To further validate the effectiveness of our knowledge-enhanced approach on WSI-level tasks, we compared Melan-Dx against TITAN45, a recently published WSI-level foundation model, on the HISTAI skin dataset. Unlike patch-level foundation models, TITAN operates at the WSI level by aggregating patch embeddings into slide-level representations through its specialized aggregation architecture. This architectural difference prevents direct application of Melan-Dx to TITAN’s aggregation module, as our framework is designed to enhance individual patch representations before aggregation. However, TITAN relies on patch-level vision-language foundation models as its feature extractor to generate initial patch embeddings, which are subsequently aggregated into slide-level features. This dependency provides an opportunity to evaluate whether enhancing the patch-level backbone with Melan-Dx can improve the overall WSI-level classification performance when combined with TITAN’s aggregation method.

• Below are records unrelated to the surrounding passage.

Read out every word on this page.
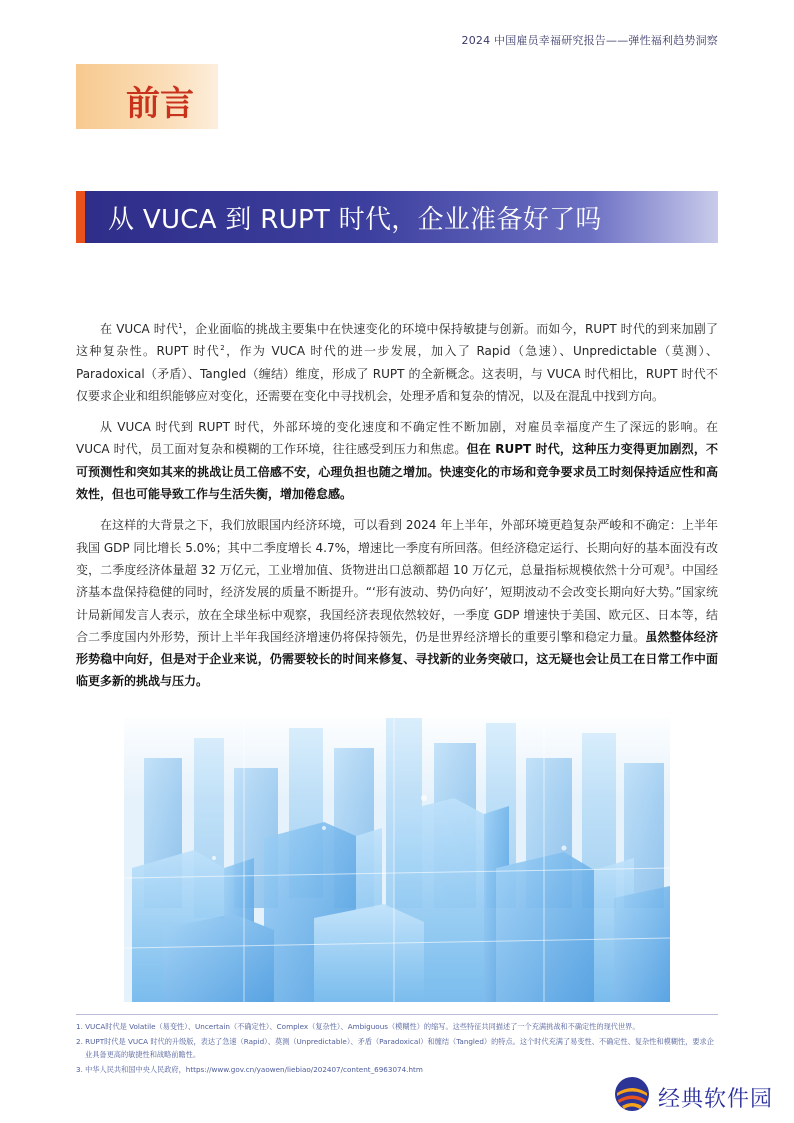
2024 中国雇员幸福研究报告——弹性福利趋势洞察
前言
从 VUCA 到 RUPT 时代，企业准备好了吗

在 VUCA 时代$^1$，企业面临的挑战主要集中在快速变化的环境中保持敏捷与创新。而如今，RUPT 时代的到来加剧了这种复杂性。RUPT 时代$^2$，作为 VUCA 时代的进一步发展，加入了 Rapid（急速）、Unpredictable（莫测）、Paradoxical（矛盾）、Tangled（缠结）维度，形成了 RUPT 的全新概念。这表明，与 VUCA 时代相比，RUPT 时代不仅要求企业和组织能够应对变化，还需要在变化中寻找机会，处理矛盾和复杂的情况，以及在混乱中找到方向。

从 VUCA 时代到 RUPT 时代，外部环境的变化速度和不确定性不断加剧，对雇员幸福度产生了深远的影响。在 VUCA 时代，员工面对复杂和模糊的工作环境，往往感受到压力和焦虑。但在 RUPT 时代，这种压力变得更加剧烈，不可预测性和突如其来的挑战让员工倍感不安，心理负担也随之增加。快速变化的市场和竞争要求员工时刻保持适应性和高效性，但也可能导致工作与生活失衡，增加倦怠感。

在这样的大背景之下，我们放眼国内经济环境，可以看到 2024 年上半年，外部环境更趋复杂严峻和不确定：上半年我国 GDP 同比增长 5.0%；其中二季度增长 4.7%，增速比一季度有所回落。但经济稳定运行、长期向好的基本面没有改变，二季度经济体量超 32 万亿元，工业增加值、货物进出口总额都超 10 万亿元，总量指标规模依然十分可观$^3$。中国经济基本盘保持稳健的同时，经济发展的质量不断提升。“‘形有波动、势仍向好’，短期波动不会改变长期向好大势。”国家统计局新闻发言人表示，放在全球坐标中观察，我国经济表现依然较好，一季度 GDP 增速快于美国、欧元区、日本等，结合二季度国内外形势，预计上半年我国经济增速仍将保持领先，仍是世界经济增长的重要引擎和稳定力量。虽然整体经济形势稳中向好，但是对于企业来说，仍需要较长的时间来修复、寻找新的业务突破口，这无疑也会让员工在日常工作中面临更多新的挑战与压力。

1. VUCA时代是 Volatile（易变性）、Uncertain（不确定性）、Complex（复杂性）、Ambiguous（模糊性）的缩写。这些特征共同描述了一个充满挑战和不确定性的现代世界。
2. RUPT时代是 VUCA 时代的升级版，表达了急速（Rapid）、莫测（Unpredictable）、矛盾（Paradoxical）和缠结（Tangled）的特点。这个时代充满了易变性、不确定性、复杂性和模糊性，要求企业具备更高的敏捷性和战略前瞻性。
3. 中华人民共和国中央人民政府，https://www.gov.cn/yaowen/liebiao/202407/content_6963074.htm
经典软件园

TITAN requires CONCH v1.5 as its patch-level feature extractor for slide-level embedding aggregation. However, since CONCH v1.5 does not publicly release its text encoder, we cannot apply Melan-Dx enhancement to this backbone. Therefore, we conducted comparisons using two patch-level encoders (CONCH v1.0 and MUSK) that have publicly available vision and text encoders, which enable Melan-Dx enhancement. For each backbone, we evaluated four configurations: (1) baseline patch features aggregated with ABMIL (Baseline + ABMIL), (2) Melan-Dx enhanced patch features aggregated with ABMIL (Melan-Dx + ABMIL), (3) baseline patch features aggregated with TITAN’s method (Baseline + TITAN), and (4) Melan-Dx enhanced patch features aggregated with TITAN’s method (Melan-Dx + TITAN). This design allows us to assess whether Melan-Dx enhancement at the patch level can improve the WSI-level performance of TITAN across different backbones (CONCH and MUSK), and whether the benefits of patch-level knowledge enhancement are consistent regardless of the subsequent aggregation strategy (ABMIL and TITAN).
Supplementary Fig. S5 presents the experimental results. For TITAN aggregation, we added a linear projection layer before the TITAN encoder to align the patch embedding dimensions, and a linear classification layer after the encoder for final predictions. During training, we optimized the TITAN encoder along with these two linear layers. Using TITAN’s advanced aggregation method, we observed substantial improvements with Melan-Dx enhancement. For the CONCH v1.0 backbone, Baseline + TITAN achieved 0.886 ROC AUC, 0.813 accuracy, 0.891 AUPRC, and 0.813 F1 score. Melan-Dx + TITAN significantly improved all metrics to 0.910 ROC AUC (P = 2.24 × 10−4), 0.860 accuracy (P = 4.77 × 10−14), 0.911 AUPRC (P = 9.32 × 10−3), and 0.860 F1 score (P = 4.59 × 10−11).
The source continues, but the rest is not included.